18th District Congressman Darin LaHood voted today against House Resolution 660 which outlines the public hearing process for the impeachment inquiry of President Donald Trump. The vote mostly along party lines was 232-196 with two Democrats joining Republicans voting no, clearing the way for the investigation to play out now in front of the public.
LaHood echoed the sentiments of his Republican colleagues that the party line vote was an attack on the president. “Impeachment is the nullification of an election. Only in extraordinary and extreme instances should it be applied, and as a former federal prosecutor, nothing in the facts or evidence presented so far supports the predicate for impeachment,” LaHood said in a press release after the vote today. LaHood also says that the inquiry rules don’t follow previous impeachment inquiries that occurred during the presidency of Richard Nixon or Bill Clinton.

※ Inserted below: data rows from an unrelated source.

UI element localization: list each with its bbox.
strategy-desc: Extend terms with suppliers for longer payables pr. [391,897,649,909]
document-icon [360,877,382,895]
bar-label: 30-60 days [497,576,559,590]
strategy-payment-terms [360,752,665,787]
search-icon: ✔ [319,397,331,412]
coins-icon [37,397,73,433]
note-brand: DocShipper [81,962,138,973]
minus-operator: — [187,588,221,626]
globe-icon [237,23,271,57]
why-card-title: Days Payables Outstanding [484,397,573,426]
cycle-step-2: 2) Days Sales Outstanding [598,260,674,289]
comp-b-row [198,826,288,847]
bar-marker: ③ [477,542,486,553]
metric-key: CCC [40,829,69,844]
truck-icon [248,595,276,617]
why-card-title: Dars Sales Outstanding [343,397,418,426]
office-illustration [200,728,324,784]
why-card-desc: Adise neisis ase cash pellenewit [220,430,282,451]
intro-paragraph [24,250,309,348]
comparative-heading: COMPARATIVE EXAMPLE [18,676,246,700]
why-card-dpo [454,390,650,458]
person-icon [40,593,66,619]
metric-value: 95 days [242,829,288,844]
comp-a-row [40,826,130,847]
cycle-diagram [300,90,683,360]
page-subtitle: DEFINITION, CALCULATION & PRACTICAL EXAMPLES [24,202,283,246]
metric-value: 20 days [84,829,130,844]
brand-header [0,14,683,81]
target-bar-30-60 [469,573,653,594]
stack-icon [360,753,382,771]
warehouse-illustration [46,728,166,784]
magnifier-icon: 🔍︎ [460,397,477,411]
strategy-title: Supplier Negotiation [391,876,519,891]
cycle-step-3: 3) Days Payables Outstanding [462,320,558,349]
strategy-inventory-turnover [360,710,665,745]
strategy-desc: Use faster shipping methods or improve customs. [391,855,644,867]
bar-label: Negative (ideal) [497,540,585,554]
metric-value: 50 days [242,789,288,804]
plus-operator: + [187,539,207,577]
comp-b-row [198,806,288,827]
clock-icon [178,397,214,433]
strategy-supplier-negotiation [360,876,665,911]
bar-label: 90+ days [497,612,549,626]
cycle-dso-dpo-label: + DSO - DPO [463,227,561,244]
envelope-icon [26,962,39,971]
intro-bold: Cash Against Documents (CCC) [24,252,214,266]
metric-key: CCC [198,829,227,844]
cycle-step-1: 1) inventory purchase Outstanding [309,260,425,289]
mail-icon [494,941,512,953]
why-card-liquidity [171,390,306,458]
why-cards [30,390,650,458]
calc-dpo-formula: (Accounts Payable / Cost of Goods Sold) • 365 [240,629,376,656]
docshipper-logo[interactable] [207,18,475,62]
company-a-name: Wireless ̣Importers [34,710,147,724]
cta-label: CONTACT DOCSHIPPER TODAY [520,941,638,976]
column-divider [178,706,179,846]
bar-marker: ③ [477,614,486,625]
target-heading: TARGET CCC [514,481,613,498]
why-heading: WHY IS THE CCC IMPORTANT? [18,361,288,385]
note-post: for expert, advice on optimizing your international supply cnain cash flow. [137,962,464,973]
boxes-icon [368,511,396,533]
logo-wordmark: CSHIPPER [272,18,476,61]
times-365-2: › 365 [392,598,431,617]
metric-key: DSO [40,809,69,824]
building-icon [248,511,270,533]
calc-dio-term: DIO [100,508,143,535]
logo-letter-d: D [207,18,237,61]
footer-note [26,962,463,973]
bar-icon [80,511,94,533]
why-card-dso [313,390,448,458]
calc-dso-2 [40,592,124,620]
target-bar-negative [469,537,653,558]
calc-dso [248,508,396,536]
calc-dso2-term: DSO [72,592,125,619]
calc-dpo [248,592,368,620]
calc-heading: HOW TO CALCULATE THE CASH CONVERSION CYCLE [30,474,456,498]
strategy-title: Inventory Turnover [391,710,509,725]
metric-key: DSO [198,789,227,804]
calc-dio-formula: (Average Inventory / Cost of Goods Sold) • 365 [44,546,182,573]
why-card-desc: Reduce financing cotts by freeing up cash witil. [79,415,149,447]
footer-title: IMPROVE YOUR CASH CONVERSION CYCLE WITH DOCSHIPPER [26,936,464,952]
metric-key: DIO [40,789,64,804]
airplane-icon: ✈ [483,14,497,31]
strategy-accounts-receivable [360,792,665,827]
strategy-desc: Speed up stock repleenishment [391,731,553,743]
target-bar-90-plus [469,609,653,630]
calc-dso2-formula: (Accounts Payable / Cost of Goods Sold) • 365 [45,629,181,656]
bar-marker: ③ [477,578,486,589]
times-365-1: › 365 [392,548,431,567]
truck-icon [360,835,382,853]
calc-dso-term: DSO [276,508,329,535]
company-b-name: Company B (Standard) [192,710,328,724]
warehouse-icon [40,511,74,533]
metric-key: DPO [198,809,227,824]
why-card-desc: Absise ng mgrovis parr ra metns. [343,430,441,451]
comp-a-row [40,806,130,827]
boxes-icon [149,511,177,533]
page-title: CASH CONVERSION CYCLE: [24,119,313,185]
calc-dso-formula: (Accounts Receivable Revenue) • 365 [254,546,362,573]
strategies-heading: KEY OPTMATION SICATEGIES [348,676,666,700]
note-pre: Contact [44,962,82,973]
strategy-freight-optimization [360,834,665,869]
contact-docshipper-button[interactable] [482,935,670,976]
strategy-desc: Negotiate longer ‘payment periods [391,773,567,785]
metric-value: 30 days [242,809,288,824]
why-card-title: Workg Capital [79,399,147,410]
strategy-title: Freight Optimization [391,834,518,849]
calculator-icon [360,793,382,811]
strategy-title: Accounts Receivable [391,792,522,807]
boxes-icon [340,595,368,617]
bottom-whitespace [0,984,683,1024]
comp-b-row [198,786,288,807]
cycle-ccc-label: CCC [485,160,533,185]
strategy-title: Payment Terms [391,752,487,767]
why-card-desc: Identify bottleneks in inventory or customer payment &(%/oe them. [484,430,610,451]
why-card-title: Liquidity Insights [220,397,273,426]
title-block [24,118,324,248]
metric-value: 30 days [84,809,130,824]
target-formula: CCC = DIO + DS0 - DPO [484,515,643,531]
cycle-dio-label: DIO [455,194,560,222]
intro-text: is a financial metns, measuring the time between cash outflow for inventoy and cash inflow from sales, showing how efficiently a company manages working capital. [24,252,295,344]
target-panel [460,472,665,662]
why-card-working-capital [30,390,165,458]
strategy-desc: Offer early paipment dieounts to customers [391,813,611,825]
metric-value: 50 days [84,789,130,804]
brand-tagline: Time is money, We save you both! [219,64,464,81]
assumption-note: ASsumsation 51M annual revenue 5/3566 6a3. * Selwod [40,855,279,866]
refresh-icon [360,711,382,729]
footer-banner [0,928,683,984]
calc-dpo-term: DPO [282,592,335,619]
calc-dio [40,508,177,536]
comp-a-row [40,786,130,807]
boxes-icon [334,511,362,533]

According to LaHood’s press release, the current inquiry does not provide co-equal power to subpoena witnesses and materials so that the process would be fair and impartial. The inquiry, according to LaHood’s office, grants the minority the right to subpoena witnesses and materials only with the concurrence of the Chair and the requirement that such subpoenas be a quote, “deemed necessary to the investigation.”
Trump becomes the fourth president in the history of the country to face formal impeachment inquiries set forth by Congress.